Chemosensitivity of three patient-derived primary cultures of canine pericardial mesothelioma by single-agent and combination treatment

Rina Nabeta; Ami Kanaya; Mohamed Elbadawy; Tatsuya Usui; Tetsuya Furuya; Kazuhiko Suzuki; Tsuyoshi Uchide

doi:10.3389/fvets.2023.1267359

Chemosensitivity of three patient-derived primary cultures of canine pericardial mesothelioma by single-agent and combination treatment

Front Vet Sci. 2023 Nov 2:10:1267359. doi: 10.3389/fvets.2023.1267359. eCollection 2023.

Authors

Rina Nabeta¹, Ami Kanaya¹, Mohamed Elbadawy^{2

3

4}, Tatsuya Usui², Tetsuya Furuya⁵, Kazuhiko Suzuki⁶, Tsuyoshi Uchide¹

Affiliations

¹ Laboratory of Veterinary Molecular Pathology and Therapeutics, Faculty of Agriculture, Tokyo University of Agriculture and Technology, Fuchu, Tokyo, Japan.
² Laboratory of Veterinary Pharmacology, Faculty of Agriculture, Tokyo University of Agriculture and Technology, Fuchu, Tokyo, Japan.
³ Department of Pharmacology, Faculty of Veterinary Medicine, Benha University, Benha, Egypt.
⁴ Department of Pathology, College of Veterinary Medicine, University of Georgia, Athens, GA, United States.
⁵ Laboratory of Veterinary Infectious Diseases, Faculty of Agriculture, Tokyo University of Agriculture and Technology, Fuchu, Tokyo, Japan.
⁶ Laboratory of Veterinary Toxicology, Faculty of Agriculture, Tokyo University of Agriculture and Technology, Fuchu, Tokyo, Japan.

Abstract

Introduction: Canine mesothelioma is a rare malignant tumor that mostly affects body cavities, such as the pericardial and pleural cavities. Chemotherapy plays a crucial role in the treatment of canine mesotheliomas. We aimed to compare the antitumor effects of single-agent and combination chemotherapeutic agents on patient-derived primary cultures of canine pericardial mesothelioma established in this study. We planned to generate xenograft models for future studies.

Material and methods: Effusion samples were collected from three dogs with histologically diagnosed pericardial mesothelioma and used for primary culture. Cultured cells were characterized by immunostaining for pan-cytokeratin AE1/AE3, vimentin, Wilms' tumor suppressor gene 1 (WT1), and cytokeratin 5 (CK5). To assess the tumorigenic properties of cells in the effusion and generate a xenograft model, the cell suspension was injected into a severe combined immunodeficient (SCID) mouse either subcutaneously (SC) or intraperitoneally (IP). Lastly, chemosensitivity of established primary cultures against four drugs, doxorubicin, vinorelbine, carboplatin, and gemcitabine, by single-agent treatment as well as combination treatment of carboplatin at a fixed concentration, either 10 or 100 μM, and gemcitabine at different concentrations ranging from 0-1000 μM was assessed by cell viability assay.

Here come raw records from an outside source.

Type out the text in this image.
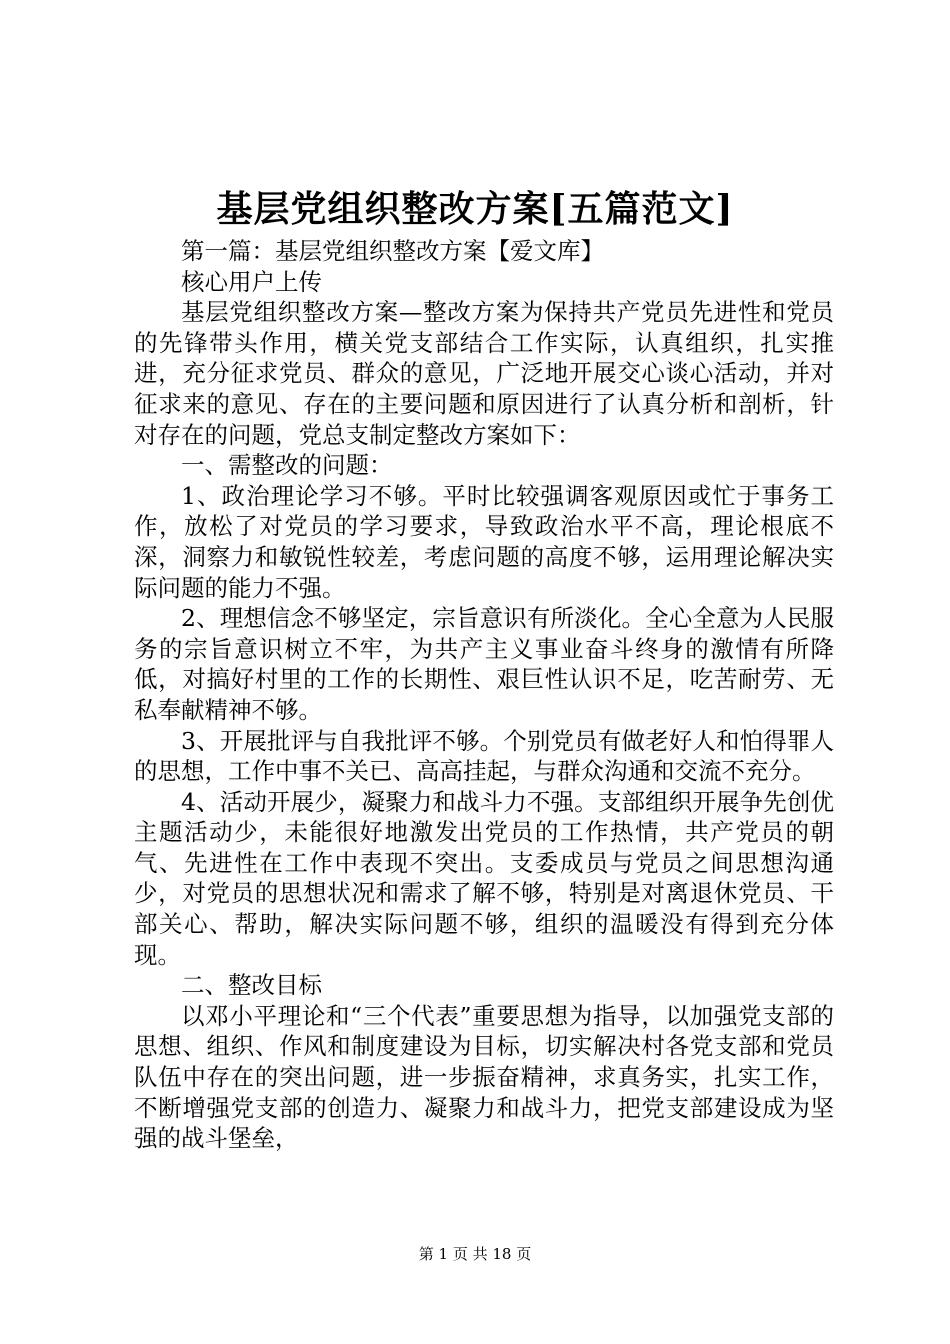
基层党组织整改方案[五篇范文]

第一篇：基层党组织整改方案【爱文库】

核心用户上传

基层党组织整改方案—整改方案为保持共产党员先进性和党员的先锋带头作用，横关党支部结合工作实际，认真组织，扎实推进，充分征求党员、群众的意见，广泛地开展交心谈心活动，并对征求来的意见、存在的主要问题和原因进行了认真分析和剖析，针对存在的问题，党总支制定整改方案如下：

一、需整改的问题：

1、政治理论学习不够。平时比较强调客观原因或忙于事务工作，放松了对党员的学习要求，导致政治水平不高，理论根底不深，洞察力和敏锐性较差，考虑问题的高度不够，运用理论解决实际问题的能力不强。

2、理想信念不够坚定，宗旨意识有所淡化。全心全意为人民服务的宗旨意识树立不牢，为共产主义事业奋斗终身的激情有所降低，对搞好村里的工作的长期性、艰巨性认识不足，吃苦耐劳、无私奉献精神不够。

3、开展批评与自我批评不够。个别党员有做老好人和怕得罪人的思想，工作中事不关已、高高挂起，与群众沟通和交流不充分。

4、活动开展少，凝聚力和战斗力不强。支部组织开展争先创优主题活动少，未能很好地激发出党员的工作热情，共产党员的朝气、先进性在工作中表现不突出。支委成员与党员之间思想沟通少，对党员的思想状况和需求了解不够，特别是对离退休党员、干部关心、帮助，解决实际问题不够，组织的温暖没有得到充分体现。

二、整改目标

以邓小平理论和“三个代表”重要思想为指导，以加强党支部的思想、组织、作风和制度建设为目标，切实解决村各党支部和党员队伍中存在的突出问题，进一步振奋精神，求真务实，扎实工作，不断增强党支部的创造力、凝聚力和战斗力，把党支部建设成为坚强的战斗堡垒，

第 1 页 共 18 页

Results: Primary cultures were successfully generated and characterized by dual positivity for AE1/AE3 and vimentin and positive staining for WT-1 and CK5, confirming the mesothelial origin of the cells. In the xenograft models, SC mouse developed a subcutaneous mass, whereas IP mouse developed multiple intraperitoneal nodules. The masses were histopathologically consistent with mesotheliomas. The chemosensitivity assay revealed that carboplatin had the highest anti-tumor effects among the four tested single-agent treatments. Furthermore, carboplatin at 100 μM combined with gemcitabine at clinically relevant doses demonstrated the augmented anti-tumor effects compared to single-agent treatment.

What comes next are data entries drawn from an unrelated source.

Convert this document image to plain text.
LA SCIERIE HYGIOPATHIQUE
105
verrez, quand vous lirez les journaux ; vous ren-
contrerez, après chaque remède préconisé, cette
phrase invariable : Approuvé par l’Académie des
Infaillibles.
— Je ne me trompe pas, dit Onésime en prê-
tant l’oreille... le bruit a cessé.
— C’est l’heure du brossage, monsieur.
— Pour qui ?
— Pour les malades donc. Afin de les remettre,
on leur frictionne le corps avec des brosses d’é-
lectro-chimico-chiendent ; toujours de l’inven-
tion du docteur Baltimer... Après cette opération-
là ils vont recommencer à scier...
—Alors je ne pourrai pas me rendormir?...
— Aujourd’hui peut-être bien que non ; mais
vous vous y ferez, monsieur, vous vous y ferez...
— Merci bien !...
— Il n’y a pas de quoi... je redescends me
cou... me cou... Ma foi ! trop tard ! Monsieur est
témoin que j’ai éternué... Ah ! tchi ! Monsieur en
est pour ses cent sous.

Discussion and conclusion: Primary cultures and xenograft models generated in this study could be useful tools for in vitro and in vivo studies of canine mesothelioma. Carboplatin is a highly effective chemotherapeutic agent against canine mesothelioma when used as a sole agent and in combination with gemcitabine.

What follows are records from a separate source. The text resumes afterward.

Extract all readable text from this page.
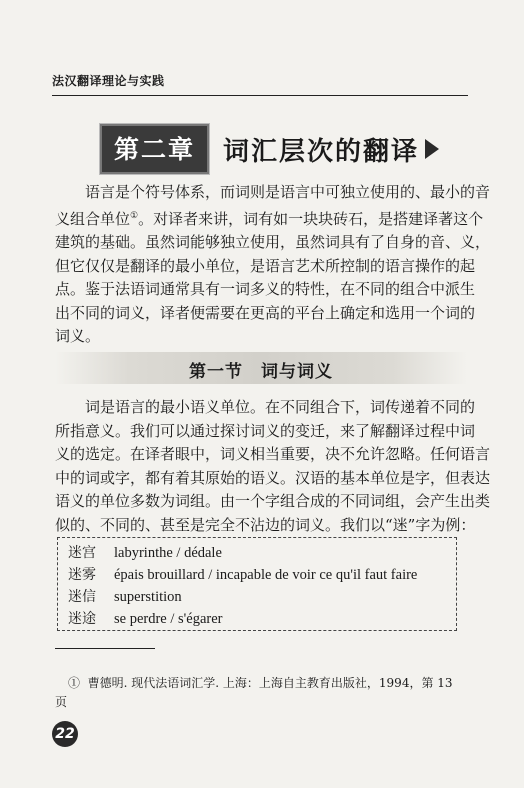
法汉翻译理论与实践
第二章	词汇层次的翻译
语言是个符号体系，而词则是语言中可独立使用的、最小的音
义组合单位①。对译者来讲，词有如一块块砖石，是搭建译著这个
建筑的基础。虽然词能够独立使用，虽然词具有了自身的音、义，
但它仅仅是翻译的最小单位，是语言艺术所控制的语言操作的起
点。鉴于法语词通常具有一词多义的特性，在不同的组合中派生
出不同的词义，译者便需要在更高的平台上确定和选用一个词的
词义。
第一节　词与词义
词是语言的最小语义单位。在不同组合下，词传递着不同的
所指意义。我们可以通过探讨词义的变迁，来了解翻译过程中词
义的选定。在译者眼中，词义相当重要，决不允许忽略。任何语言
中的词或字，都有着其原始的语义。汉语的基本单位是字，但表达
语义的单位多数为词组。由一个字组合成的不同词组，会产生出类
似的、不同的、甚至是完全不沾边的词义。我们以“迷”字为例：
迷宫 labyrinthe / dédale
迷雾 épais brouillard / incapable de voir ce qu'il faut faire
迷信 superstition
迷途 se perdre / s'égarer
① 曹德明. 现代法语词汇学. 上海：上海自主教育出版社，1994，第 13
页
22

Keywords: canine; carboplatin; chemotherapy; combination therapy; gemcitabine; pericardial mesothelioma; primary cultures; xenograft.

Grants and funding

The author(s) declare financial support was received for the research, authorship, and/or publication of this article. This work was supported by the JSPS KAKENHI grant number 20K06408.